I may not have any signal before my weekly email goes out, so I’m throwing up these photos and a few FAQ about our camping the last few weeks in central/southeastern Alaska.

Friends ask me questions that make me realize I’ve neglected giving even the basics about where we are and how we’re living.

Boondocking Is Not Illegal

Since we hit Yukon and travelled north, we’ve been camping off the side of the road wherever we can.

Which is totally legit, as long as you’re parked on government land where camping is permitted.

There just happens to be a lot of that up here.

Denali Is Not a Town

Actually, I think the little tourist section at the entrance to the park might be called Denali. Otherwise, it’s a national park, a state park, and a mesmerizing mountain—that stands out higher and snowier and more commanding than its neighbors in the Alaska Range.

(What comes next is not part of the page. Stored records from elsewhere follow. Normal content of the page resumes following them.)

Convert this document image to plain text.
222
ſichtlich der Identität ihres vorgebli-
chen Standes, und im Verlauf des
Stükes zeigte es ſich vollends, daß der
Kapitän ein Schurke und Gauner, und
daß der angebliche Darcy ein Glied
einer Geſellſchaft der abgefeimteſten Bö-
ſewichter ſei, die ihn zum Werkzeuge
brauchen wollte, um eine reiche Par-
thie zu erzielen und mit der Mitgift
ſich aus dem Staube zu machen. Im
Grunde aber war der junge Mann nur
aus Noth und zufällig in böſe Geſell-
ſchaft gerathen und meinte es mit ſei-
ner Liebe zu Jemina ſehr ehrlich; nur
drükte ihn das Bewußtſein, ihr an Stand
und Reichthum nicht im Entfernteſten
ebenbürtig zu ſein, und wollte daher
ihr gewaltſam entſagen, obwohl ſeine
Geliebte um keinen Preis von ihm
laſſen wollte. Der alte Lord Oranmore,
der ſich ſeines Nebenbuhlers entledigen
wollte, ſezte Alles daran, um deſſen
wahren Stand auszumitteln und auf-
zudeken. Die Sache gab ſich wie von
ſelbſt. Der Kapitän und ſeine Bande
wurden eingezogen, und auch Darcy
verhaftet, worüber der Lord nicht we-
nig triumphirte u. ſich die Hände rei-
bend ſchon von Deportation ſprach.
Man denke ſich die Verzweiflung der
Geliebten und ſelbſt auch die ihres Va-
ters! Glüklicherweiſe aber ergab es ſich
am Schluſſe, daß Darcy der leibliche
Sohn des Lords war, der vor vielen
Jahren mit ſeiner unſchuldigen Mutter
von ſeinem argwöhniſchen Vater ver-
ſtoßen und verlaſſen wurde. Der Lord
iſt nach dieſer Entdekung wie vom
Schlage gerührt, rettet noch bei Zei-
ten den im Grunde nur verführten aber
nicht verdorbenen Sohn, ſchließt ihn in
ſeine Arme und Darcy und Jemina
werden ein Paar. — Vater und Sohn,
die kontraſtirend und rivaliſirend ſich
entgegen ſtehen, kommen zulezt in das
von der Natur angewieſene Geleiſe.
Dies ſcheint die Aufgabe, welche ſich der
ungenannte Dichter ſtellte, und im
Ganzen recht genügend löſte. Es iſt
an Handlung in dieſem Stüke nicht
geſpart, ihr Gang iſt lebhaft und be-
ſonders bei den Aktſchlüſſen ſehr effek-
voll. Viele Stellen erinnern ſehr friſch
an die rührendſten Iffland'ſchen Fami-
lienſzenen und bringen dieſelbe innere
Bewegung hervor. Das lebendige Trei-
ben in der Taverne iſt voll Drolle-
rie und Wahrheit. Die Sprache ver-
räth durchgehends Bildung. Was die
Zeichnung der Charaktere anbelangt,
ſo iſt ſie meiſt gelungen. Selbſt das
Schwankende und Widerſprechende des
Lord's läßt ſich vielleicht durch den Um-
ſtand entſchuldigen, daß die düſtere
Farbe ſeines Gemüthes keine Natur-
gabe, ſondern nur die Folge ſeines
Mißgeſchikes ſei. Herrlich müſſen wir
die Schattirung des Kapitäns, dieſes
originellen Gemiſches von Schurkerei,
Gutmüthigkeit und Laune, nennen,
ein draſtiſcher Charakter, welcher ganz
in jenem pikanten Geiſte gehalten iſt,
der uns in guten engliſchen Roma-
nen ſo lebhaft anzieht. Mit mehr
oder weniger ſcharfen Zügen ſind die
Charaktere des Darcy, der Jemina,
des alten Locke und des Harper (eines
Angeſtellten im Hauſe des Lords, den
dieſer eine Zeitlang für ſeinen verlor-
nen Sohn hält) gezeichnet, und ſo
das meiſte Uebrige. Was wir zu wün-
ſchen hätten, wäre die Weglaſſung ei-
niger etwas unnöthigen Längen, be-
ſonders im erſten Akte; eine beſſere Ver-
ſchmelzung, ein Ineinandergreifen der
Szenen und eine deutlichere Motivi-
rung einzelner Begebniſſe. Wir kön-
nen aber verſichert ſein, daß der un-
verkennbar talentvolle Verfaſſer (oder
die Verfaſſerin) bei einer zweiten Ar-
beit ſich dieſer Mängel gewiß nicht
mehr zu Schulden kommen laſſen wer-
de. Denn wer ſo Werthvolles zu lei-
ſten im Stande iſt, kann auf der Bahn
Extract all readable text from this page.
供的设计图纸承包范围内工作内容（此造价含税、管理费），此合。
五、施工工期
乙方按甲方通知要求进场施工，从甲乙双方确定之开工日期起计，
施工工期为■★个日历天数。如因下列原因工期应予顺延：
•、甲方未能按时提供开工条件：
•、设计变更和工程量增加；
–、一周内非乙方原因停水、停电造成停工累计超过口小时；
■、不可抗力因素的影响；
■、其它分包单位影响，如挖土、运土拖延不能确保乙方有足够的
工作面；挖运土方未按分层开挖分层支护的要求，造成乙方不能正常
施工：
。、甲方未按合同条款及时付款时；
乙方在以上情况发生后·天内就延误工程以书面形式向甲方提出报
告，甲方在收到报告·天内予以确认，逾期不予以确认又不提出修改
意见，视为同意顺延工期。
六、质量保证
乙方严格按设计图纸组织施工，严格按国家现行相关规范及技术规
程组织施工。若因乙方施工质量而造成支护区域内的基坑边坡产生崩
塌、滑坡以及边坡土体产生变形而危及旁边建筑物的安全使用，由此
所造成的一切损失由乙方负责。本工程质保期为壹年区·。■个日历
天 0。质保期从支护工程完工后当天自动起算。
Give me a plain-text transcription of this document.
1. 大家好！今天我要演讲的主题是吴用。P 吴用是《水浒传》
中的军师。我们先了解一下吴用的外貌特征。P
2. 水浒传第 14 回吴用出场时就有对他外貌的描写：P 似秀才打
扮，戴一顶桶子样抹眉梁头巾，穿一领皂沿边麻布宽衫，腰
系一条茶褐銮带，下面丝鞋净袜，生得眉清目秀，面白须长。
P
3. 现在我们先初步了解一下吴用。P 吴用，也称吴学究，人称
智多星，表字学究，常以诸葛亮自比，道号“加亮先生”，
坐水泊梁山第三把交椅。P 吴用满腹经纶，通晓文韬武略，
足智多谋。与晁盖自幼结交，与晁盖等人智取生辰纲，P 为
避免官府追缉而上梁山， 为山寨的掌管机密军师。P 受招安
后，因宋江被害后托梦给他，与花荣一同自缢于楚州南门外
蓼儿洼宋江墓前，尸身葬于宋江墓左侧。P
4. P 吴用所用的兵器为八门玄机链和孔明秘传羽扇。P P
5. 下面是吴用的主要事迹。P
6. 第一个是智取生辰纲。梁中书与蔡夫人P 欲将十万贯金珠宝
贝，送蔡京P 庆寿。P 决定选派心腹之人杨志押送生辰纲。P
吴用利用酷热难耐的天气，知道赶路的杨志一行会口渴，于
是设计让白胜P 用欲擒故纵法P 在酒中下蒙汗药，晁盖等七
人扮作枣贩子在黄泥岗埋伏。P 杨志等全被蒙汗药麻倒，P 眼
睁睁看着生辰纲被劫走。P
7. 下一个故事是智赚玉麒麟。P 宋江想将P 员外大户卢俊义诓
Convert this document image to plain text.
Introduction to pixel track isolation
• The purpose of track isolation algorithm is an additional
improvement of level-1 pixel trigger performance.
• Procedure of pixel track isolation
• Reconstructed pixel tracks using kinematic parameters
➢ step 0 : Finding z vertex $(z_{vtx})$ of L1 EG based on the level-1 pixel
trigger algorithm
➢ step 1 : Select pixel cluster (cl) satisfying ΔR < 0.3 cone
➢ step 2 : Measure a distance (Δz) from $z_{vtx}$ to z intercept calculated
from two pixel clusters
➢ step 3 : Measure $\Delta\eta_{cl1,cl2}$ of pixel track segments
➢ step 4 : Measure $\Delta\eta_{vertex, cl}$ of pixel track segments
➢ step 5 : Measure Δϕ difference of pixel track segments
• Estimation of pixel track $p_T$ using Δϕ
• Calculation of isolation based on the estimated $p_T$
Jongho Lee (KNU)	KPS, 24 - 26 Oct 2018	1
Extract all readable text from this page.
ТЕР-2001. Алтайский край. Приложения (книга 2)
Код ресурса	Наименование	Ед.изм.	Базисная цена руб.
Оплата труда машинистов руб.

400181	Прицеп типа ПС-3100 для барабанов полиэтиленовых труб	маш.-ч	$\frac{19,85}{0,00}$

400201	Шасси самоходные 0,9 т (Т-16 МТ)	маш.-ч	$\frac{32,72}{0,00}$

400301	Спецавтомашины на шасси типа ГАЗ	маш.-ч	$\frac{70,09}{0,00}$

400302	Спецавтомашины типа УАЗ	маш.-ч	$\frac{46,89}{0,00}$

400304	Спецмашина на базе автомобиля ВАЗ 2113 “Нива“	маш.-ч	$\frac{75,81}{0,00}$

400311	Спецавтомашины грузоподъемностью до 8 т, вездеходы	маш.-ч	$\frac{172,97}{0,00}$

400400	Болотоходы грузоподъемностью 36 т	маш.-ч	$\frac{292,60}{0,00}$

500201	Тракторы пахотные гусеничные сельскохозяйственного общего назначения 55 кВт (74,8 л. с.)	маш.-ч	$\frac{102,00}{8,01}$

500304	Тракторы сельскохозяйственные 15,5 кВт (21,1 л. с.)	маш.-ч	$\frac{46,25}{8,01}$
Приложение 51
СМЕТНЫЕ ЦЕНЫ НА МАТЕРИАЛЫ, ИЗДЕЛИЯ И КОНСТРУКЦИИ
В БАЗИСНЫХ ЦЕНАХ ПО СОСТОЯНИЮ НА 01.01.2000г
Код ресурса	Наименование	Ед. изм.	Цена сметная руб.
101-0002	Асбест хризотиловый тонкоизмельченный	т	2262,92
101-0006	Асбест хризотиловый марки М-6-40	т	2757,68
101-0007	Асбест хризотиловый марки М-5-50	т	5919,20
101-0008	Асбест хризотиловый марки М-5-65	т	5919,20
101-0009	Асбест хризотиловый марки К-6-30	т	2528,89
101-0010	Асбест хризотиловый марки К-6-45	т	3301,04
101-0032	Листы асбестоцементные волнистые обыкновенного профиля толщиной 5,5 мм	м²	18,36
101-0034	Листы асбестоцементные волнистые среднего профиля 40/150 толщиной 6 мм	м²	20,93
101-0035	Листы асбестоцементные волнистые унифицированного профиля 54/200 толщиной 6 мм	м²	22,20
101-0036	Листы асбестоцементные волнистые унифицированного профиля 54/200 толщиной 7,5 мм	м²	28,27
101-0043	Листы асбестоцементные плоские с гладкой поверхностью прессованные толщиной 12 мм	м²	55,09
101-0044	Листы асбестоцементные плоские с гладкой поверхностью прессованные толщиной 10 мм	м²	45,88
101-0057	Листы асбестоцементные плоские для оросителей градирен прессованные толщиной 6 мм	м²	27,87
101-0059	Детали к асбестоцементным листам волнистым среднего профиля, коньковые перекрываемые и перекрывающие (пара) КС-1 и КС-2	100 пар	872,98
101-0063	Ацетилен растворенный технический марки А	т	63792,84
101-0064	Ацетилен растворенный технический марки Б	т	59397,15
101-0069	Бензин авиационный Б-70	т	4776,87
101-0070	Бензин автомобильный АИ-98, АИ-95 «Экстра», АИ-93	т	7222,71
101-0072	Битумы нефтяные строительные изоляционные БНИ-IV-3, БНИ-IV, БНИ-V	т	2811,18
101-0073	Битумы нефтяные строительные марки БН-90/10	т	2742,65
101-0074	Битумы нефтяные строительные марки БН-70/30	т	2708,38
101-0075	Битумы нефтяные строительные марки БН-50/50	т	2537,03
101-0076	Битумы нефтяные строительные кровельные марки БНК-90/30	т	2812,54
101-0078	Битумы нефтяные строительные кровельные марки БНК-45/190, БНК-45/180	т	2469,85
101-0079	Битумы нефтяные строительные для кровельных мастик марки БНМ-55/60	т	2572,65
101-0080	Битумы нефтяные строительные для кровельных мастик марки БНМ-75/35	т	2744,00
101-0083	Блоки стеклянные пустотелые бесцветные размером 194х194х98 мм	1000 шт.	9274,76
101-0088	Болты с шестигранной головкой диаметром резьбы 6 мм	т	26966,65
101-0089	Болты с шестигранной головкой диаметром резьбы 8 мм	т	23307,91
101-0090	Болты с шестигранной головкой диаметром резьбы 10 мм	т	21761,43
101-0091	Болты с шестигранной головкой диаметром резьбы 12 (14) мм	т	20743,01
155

I took the above photos while camped off the Denali Highway, but below is Denali the mountain.

You can’t tell without context what a joy it is to see. If you’re interested in my impressions and missed this post, I wrote about being flabbergasted here.

The Weather Is Not Even Remotely Warm

I received a weather alert on my phone recently for extreme heat: I was warned that an area near me might get to the low 80’s. I think it hit 78 for about two hours, between 5 and 7 pm. Otherwise it feels like it’s in the 50s. The pool is open in Fairbanks, though!

Alaska Is Not a Stereotype

Okay, I haven’t been here long enough to know the place, but I’m going to assume it’s more diverse than what we’ve seen. ‘Cause we sure have see a lot of log cabins, kit planes, people selling furs under pop-up tents. Scraggly-looking dudes giving tourists the side-eye.

And yet, Tracy and I have both been mistaken for locals several times lately. We are scraggly, that’s true.

Banjo Is Not Getting a Twin Brother

Tracy saw this sign for a dog who needs a home in Talkeetna and texted it to me while I was doing laundry. Seriously? I found a picture of Banjo from the same angle, and as Cara said, it’s a Spot the Differences puzzle.

Before you conclude what other friends have, that we should adopt this dog and name him an instrument so we’d have a band (“Spoons” is my favorite), note that he’s described just as Banjo would be.

A home where I will be the only dog.

Banjo feels the same way, dude. So, they are real siblings, separated by 4,300 miles, is all. Banjo and Spoons though, what a pair of dogs that would be.

Next up, we make our way onto the Kenia Peninsula, but we’re waiting for the season to close for people fishing for salmon with open nets, since they’re packing in the campgrounds right now. We hope to camp around Anchorage while we wait.